Science News shows how Mars might not have formed with the rest of solid worlds of the inner solar system:
Simulating the assembly of the solar system around 4.56 billion years ago, researchers propose that the Red Planet didn’t form in the inner solar system alongside the other terrestrial planets as previously thought. Mars instead may have formed around where the asteroid belt is now and migrated inward to its present-day orbit, the scientists report in the June 15 Earth and Planetary Science Letters. The proposal better explains why Mars has such a different chemical composition than Earth, says Stephen Mojzsis, a study coauthor and geologist at the University of Colorado Boulder.

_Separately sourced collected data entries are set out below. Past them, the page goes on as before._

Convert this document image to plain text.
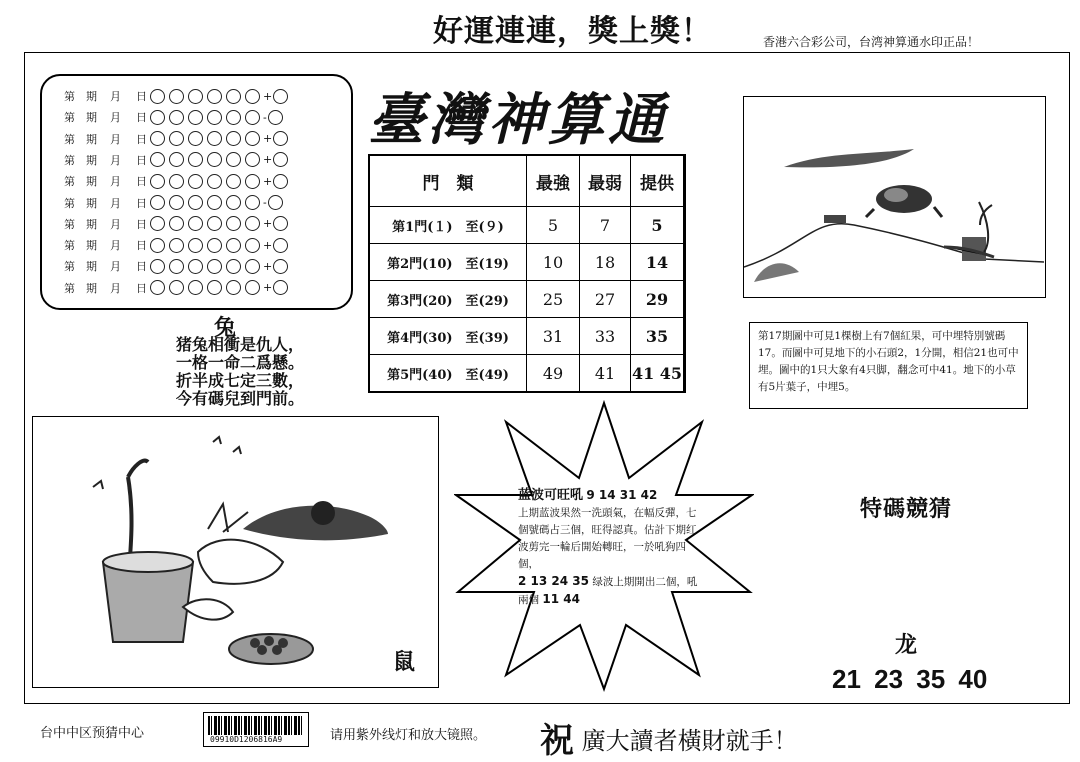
好運連連，獎上獎！	香港六合彩公司，台湾神算通水印正品！
第　期	月	日	+
第　期	月	日	-
第　期	月	日	+
第　期	月	日	+
第　期	月	日	+
第　期	月	日	-
第　期	月	日	+
第　期	月	日	+
第　期	月	日	+
第　期	月	日	+
臺灣神算通
門　類	最強	最弱	提供
第1門(１)　至(９)	5	7	5
第2門(10)　至(19)	10	18	14
第3門(20)　至(29)	25	27	29
第4門(30)　至(39)	31	33	35
第5門(40)　至(49)	49	41	41 45
兔
猪兔相衝是仇人，
一格一命二爲懸。
折半成七定三數，
今有碼兒到門前。
第17期圖中可見1棵樹上有7個紅果，可中埋特別號碼17。而圖中可見地下的小石頭2，1分開，相信21也可中埋。圖中的1只大象有4只脚，翻念可中41。地下的小草有5片葉子，中埋5。
鼠
蓝波可旺吼 9 14 31 42
上期蓝波果然一洗頭氣，在幅反彈，七個號碼占三個，旺得認真。估計下期红波剪完一輪后開始轉旺，一於吼狗四個，
2 13 24 35 绿波上期開出二個，吼兩個 11 44
特碼競猜
龙
21 23 35 40
台中中区预猜中心	09910D1206816A9	请用紫外线灯和放大镜照。 祝 廣大讀者橫財就手！
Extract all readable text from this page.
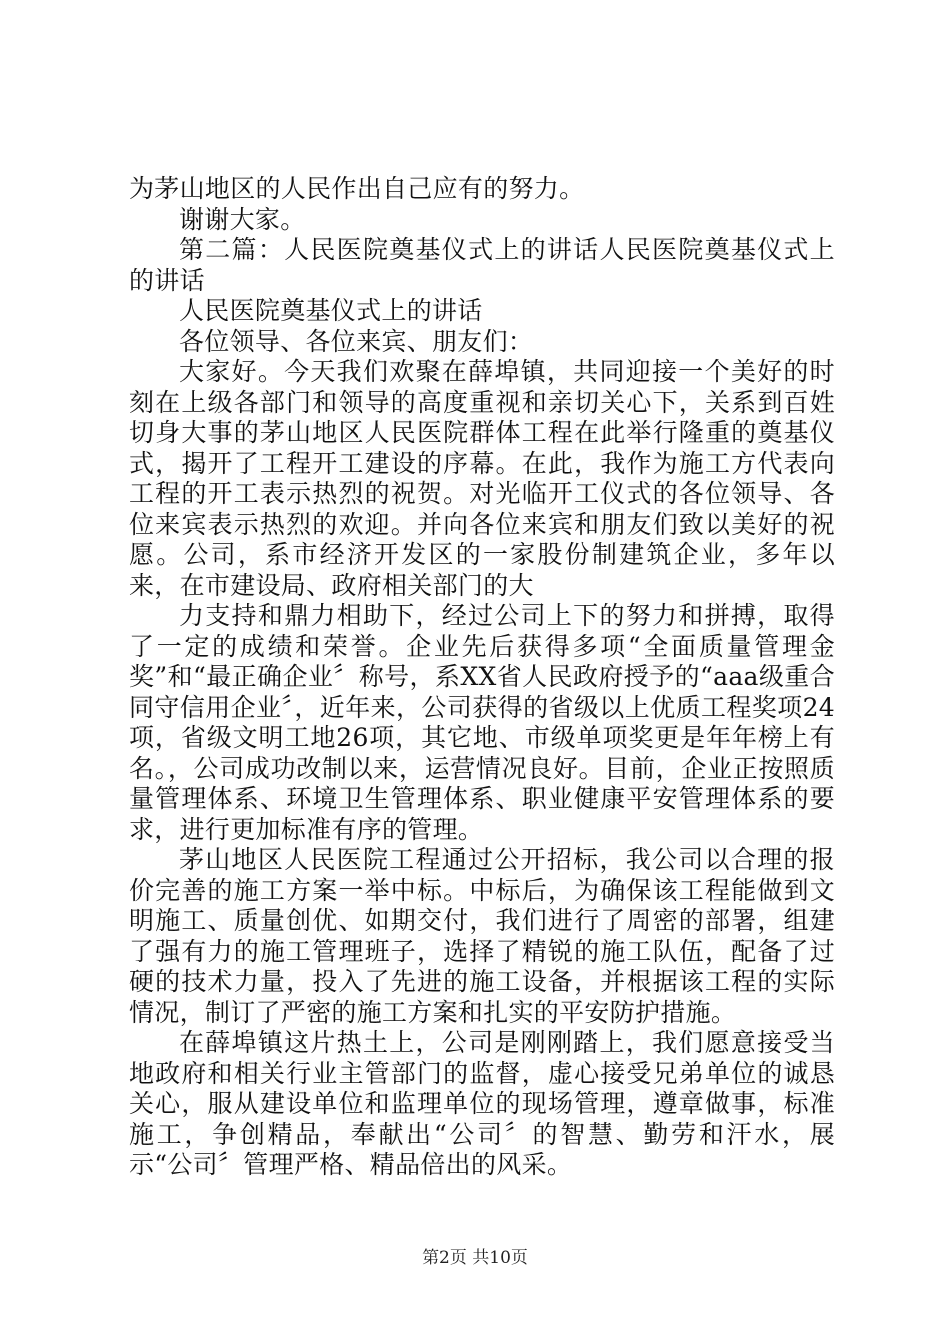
为茅山地区的人民作出自己应有的努力。

谢谢大家。

第二篇：人民医院奠基仪式上的讲话人民医院奠基仪式上的讲话

人民医院奠基仪式上的讲话

各位领导、各位来宾、朋友们：

大家好。今天我们欢聚在薛埠镇，共同迎接一个美好的时刻在上级各部门和领导的高度重视和亲切关心下，关系到百姓切身大事的茅山地区人民医院群体工程在此举行隆重的奠基仪式，揭开了工程开工建设的序幕。在此，我作为施工方代表向工程的开工表示热烈的祝贺。对光临开工仪式的各位领导、各位来宾表示热烈的欢迎。并向各位来宾和朋友们致以美好的祝愿。公司，系市经济开发区的一家股份制建筑企业，多年以来，在市建设局、政府相关部门的大

力支持和鼎力相助下，经过公司上下的努力和拼搏，取得了一定的成绩和荣誉。企业先后获得多项“全面质量管理金奖”和“最正确企业〞称号，系XX省人民政府授予的“aaa级重合同守信用企业〞，近年来，公司获得的省级以上优质工程奖项24项，省级文明工地26项，其它地、市级单项奖更是年年榜上有名。，公司成功改制以来，运营情况良好。目前，企业正按照质量管理体系、环境卫生管理体系、职业健康平安管理体系的要求，进行更加标准有序的管理。

茅山地区人民医院工程通过公开招标，我公司以合理的报价完善的施工方案一举中标。中标后，为确保该工程能做到文明施工、质量创优、如期交付，我们进行了周密的部署，组建了强有力的施工管理班子，选择了精锐的施工队伍，配备了过硬的技术力量，投入了先进的施工设备，并根据该工程的实际情况，制订了严密的施工方案和扎实的平安防护措施。

在薛埠镇这片热土上，公司是刚刚踏上，我们愿意接受当地政府和相关行业主管部门的监督，虚心接受兄弟单位的诚恳关心，服从建设单位和监理单位的现场管理，遵章做事，标准施工，争创精品，奉献出“公司〞的智慧、勤劳和汗水，展示“公司〞管理严格、精品倍出的风采。

第2页 共10页
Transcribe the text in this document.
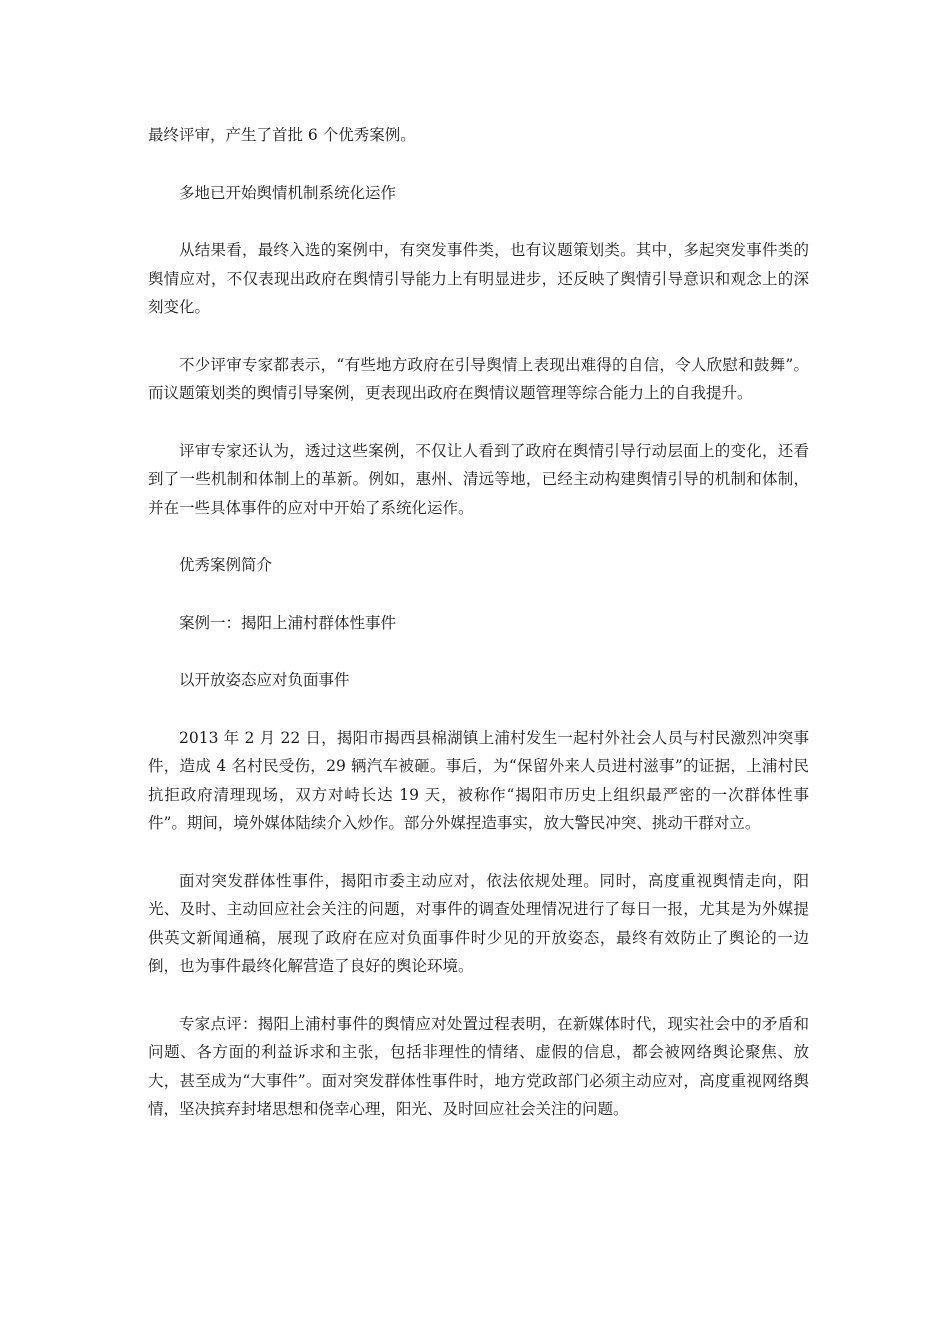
最终评审，产生了首批 6 个优秀案例。

多地已开始舆情机制系统化运作

从结果看，最终入选的案例中，有突发事件类，也有议题策划类。其中，多起突发事件类的舆情应对，不仅表现出政府在舆情引导能力上有明显进步，还反映了舆情引导意识和观念上的深刻变化。

不少评审专家都表示，“有些地方政府在引导舆情上表现出难得的自信，令人欣慰和鼓舞”。而议题策划类的舆情引导案例，更表现出政府在舆情议题管理等综合能力上的自我提升。

评审专家还认为，透过这些案例，不仅让人看到了政府在舆情引导行动层面上的变化，还看到了一些机制和体制上的革新。例如，惠州、清远等地，已经主动构建舆情引导的机制和体制，并在一些具体事件的应对中开始了系统化运作。

优秀案例简介

案例一：揭阳上浦村群体性事件

以开放姿态应对负面事件

2013 年 2 月 22 日，揭阳市揭西县棉湖镇上浦村发生一起村外社会人员与村民激烈冲突事件，造成 4 名村民受伤，29 辆汽车被砸。事后，为“保留外来人员进村滋事”的证据，上浦村民抗拒政府清理现场，双方对峙长达 19 天，被称作“揭阳市历史上组织最严密的一次群体性事件”。期间，境外媒体陆续介入炒作。部分外媒捏造事实，放大警民冲突、挑动干群对立。

面对突发群体性事件，揭阳市委主动应对，依法依规处理。同时，高度重视舆情走向，阳光、及时、主动回应社会关注的问题，对事件的调查处理情况进行了每日一报，尤其是为外媒提供英文新闻通稿，展现了政府在应对负面事件时少见的开放姿态，最终有效防止了舆论的一边倒，也为事件最终化解营造了良好的舆论环境。

专家点评：揭阳上浦村事件的舆情应对处置过程表明，在新媒体时代，现实社会中的矛盾和问题、各方面的利益诉求和主张，包括非理性的情绪、虚假的信息，都会被网络舆论聚焦、放大，甚至成为“大事件”。面对突发群体性事件时，地方党政部门必须主动应对，高度重视网络舆情，坚决摈弃封堵思想和侥幸心理，阳光、及时回应社会关注的问题。
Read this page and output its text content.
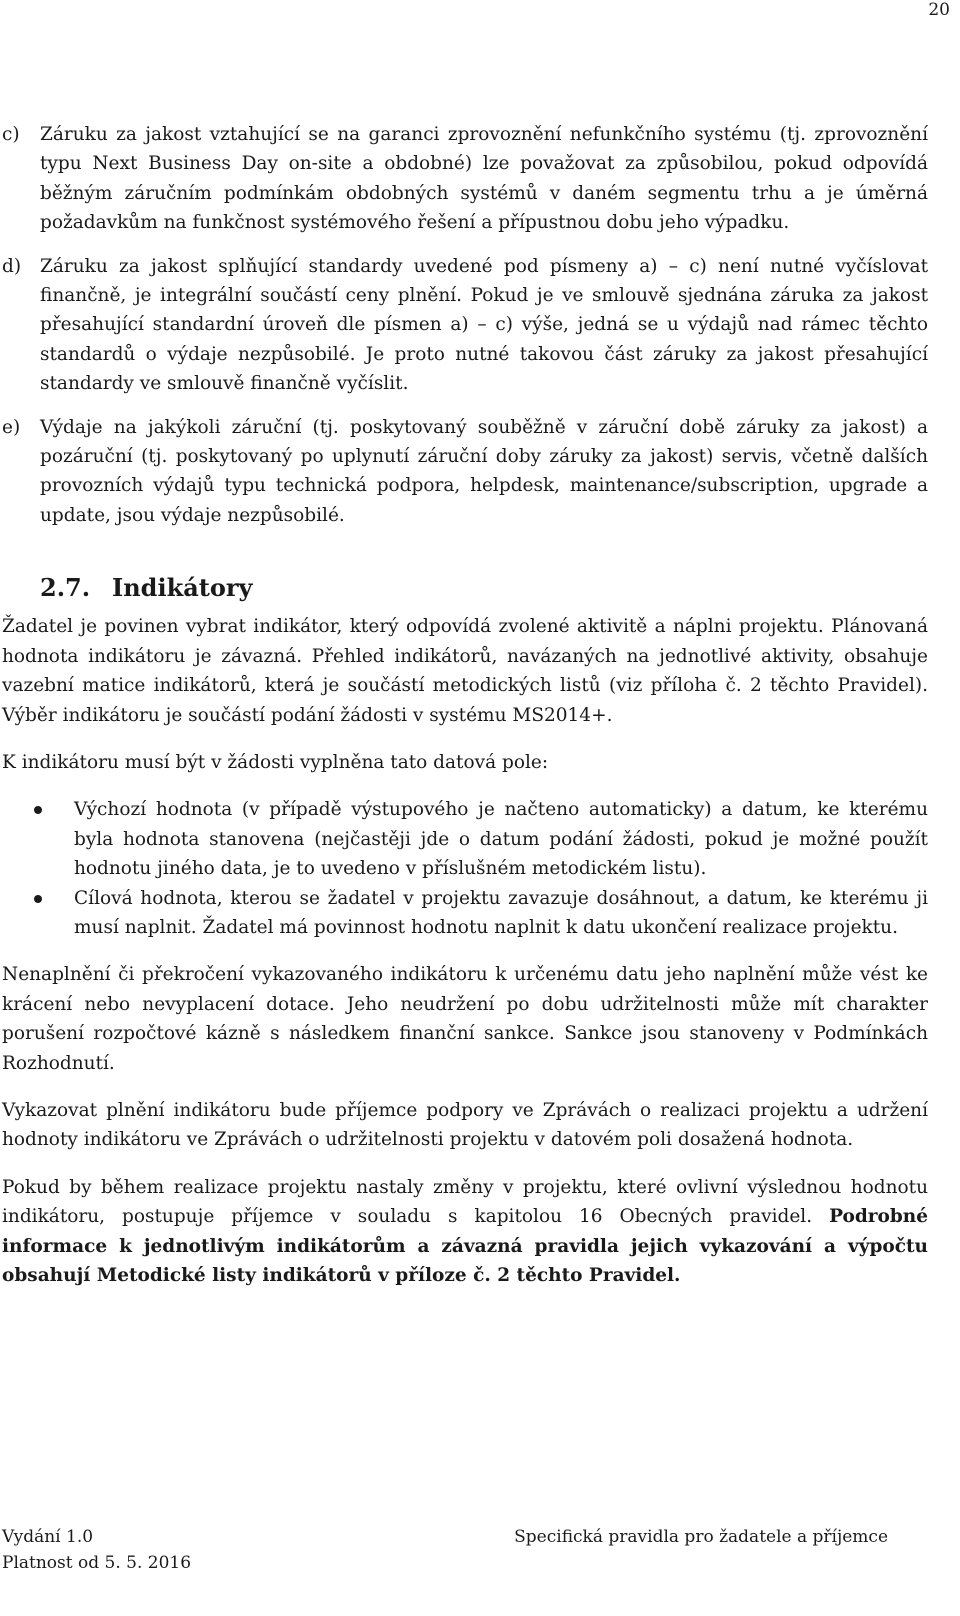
20
c)	Záruku za jakost vztahující se na garanci zprovoznění nefunkčního systému (tj. zprovoznění typu Next Business Day on-site a obdobné) lze považovat za způsobilou, pokud odpovídá běžným záručním podmínkám obdobných systémů v daném segmentu trhu a je úměrná požadavkům na funkčnost systémového řešení a přípustnou dobu jeho výpadku.
d)	Záruku za jakost splňující standardy uvedené pod písmeny a) – c) není nutné vyčíslovat finančně, je integrální součástí ceny plnění. Pokud je ve smlouvě sjednána záruka za jakost přesahující standardní úroveň dle písmen a) – c) výše, jedná se u výdajů nad rámec těchto standardů o výdaje nezpůsobilé. Je proto nutné takovou část záruky za jakost přesahující standardy ve smlouvě finančně vyčíslit.
e)	Výdaje na jakýkoli záruční (tj. poskytovaný souběžně v záruční době záruky za jakost) a pozáruční (tj. poskytovaný po uplynutí záruční doby záruky za jakost) servis, včetně dalších provozních výdajů typu technická podpora, helpdesk, maintenance/subscription, upgrade a update, jsou výdaje nezpůsobilé.
2.7. Indikátory
Žadatel je povinen vybrat indikátor, který odpovídá zvolené aktivitě a náplni projektu. Plánovaná hodnota indikátoru je závazná. Přehled indikátorů, navázaných na jednotlivé aktivity, obsahuje vazební matice indikátorů, která je součástí metodických listů (viz příloha č. 2 těchto Pravidel). Výběr indikátoru je součástí podání žádosti v systému MS2014+.
K indikátoru musí být v žádosti vyplněna tato datová pole:
Výchozí hodnota (v případě výstupového je načteno automaticky) a datum, ke kterému byla hodnota stanovena (nejčastěji jde o datum podání žádosti, pokud je možné použít hodnotu jiného data, je to uvedeno v příslušném metodickém listu).
Cílová hodnota, kterou se žadatel v projektu zavazuje dosáhnout, a datum, ke kterému ji musí naplnit. Žadatel má povinnost hodnotu naplnit k datu ukončení realizace projektu.
Nenaplnění či překročení vykazovaného indikátoru k určenému datu jeho naplnění může vést ke krácení nebo nevyplacení dotace. Jeho neudržení po dobu udržitelnosti může mít charakter porušení rozpočtové kázně s následkem finanční sankce. Sankce jsou stanoveny v Podmínkách Rozhodnutí.
Vykazovat plnění indikátoru bude příjemce podpory ve Zprávách o realizaci projektu a udržení hodnoty indikátoru ve Zprávách o udržitelnosti projektu v datovém poli dosažená hodnota.
Pokud by během realizace projektu nastaly změny v projektu, které ovlivní výslednou hodnotu indikátoru, postupuje příjemce v souladu s kapitolou 16 Obecných pravidel. Podrobné informace k jednotlivým indikátorům a závazná pravidla jejich vykazování a výpočtu obsahují Metodické listy indikátorů v příloze č. 2 těchto Pravidel.
Vydání 1.0
Platnost od 5. 5. 2016
Specifická pravidla pro žadatele a příjemce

Mars, like Mercury, is a runt of the inner solar system, weighing in at only about a ninth of Earth’s mass. One of the reigning theories of planetary formation, the Grand Tack model, blames Jupiter for the Red Planet’s paltry size. In that scenario, the newly formed Jupiter migrated toward the sun until it reached Mars’ present-day orbit. A gravitational tug from Saturn then reversed Jupiter’s course, sending the gas giant back to the outer solar system.
But studies of Martian meteorites suggest that the Red Planet contains a different mix of various elements and isotopes, such as oxygen-17 and oxygen-18, compared with Earth.
Planetary scientist Ramon Brasser of the Tokyo Institute of Technology, Mojzsis and colleagues reran the Grand Tack simulations, keeping an eye on the materials that went into Mars’ creation to see if they could explain the different mix.
As with previous studies, the researchers found that the most probable way of creating a solar system with the same planet sizes and positions as seen today is to have Mars form within Earth’s orbit and migrate outward. However, this explanation failed to explain Mars’ strikingly different composition.
Another possible scenario, though seen in only about 2 percent of the team’s new simulations, is that Mars formed more than twice as far from the sun as its present-day orbit in the region currently inhabited by the asteroid belt. Then as Jupiter moved sunward, its gravitational pull yanked Mars into the inner solar system. Jupiter’s gravity also diverted planet-making material away from Mars, resulting in the planet’s relatively small mass. With Mars forming so far from the planetary feeding frenzy responsible for the other rocky planets, its composition would be distinct. While this scenario isn’t as likely as Mars forming in the inner solar system, it at least matches the reality of Mars’ makeup, Mojzsis says.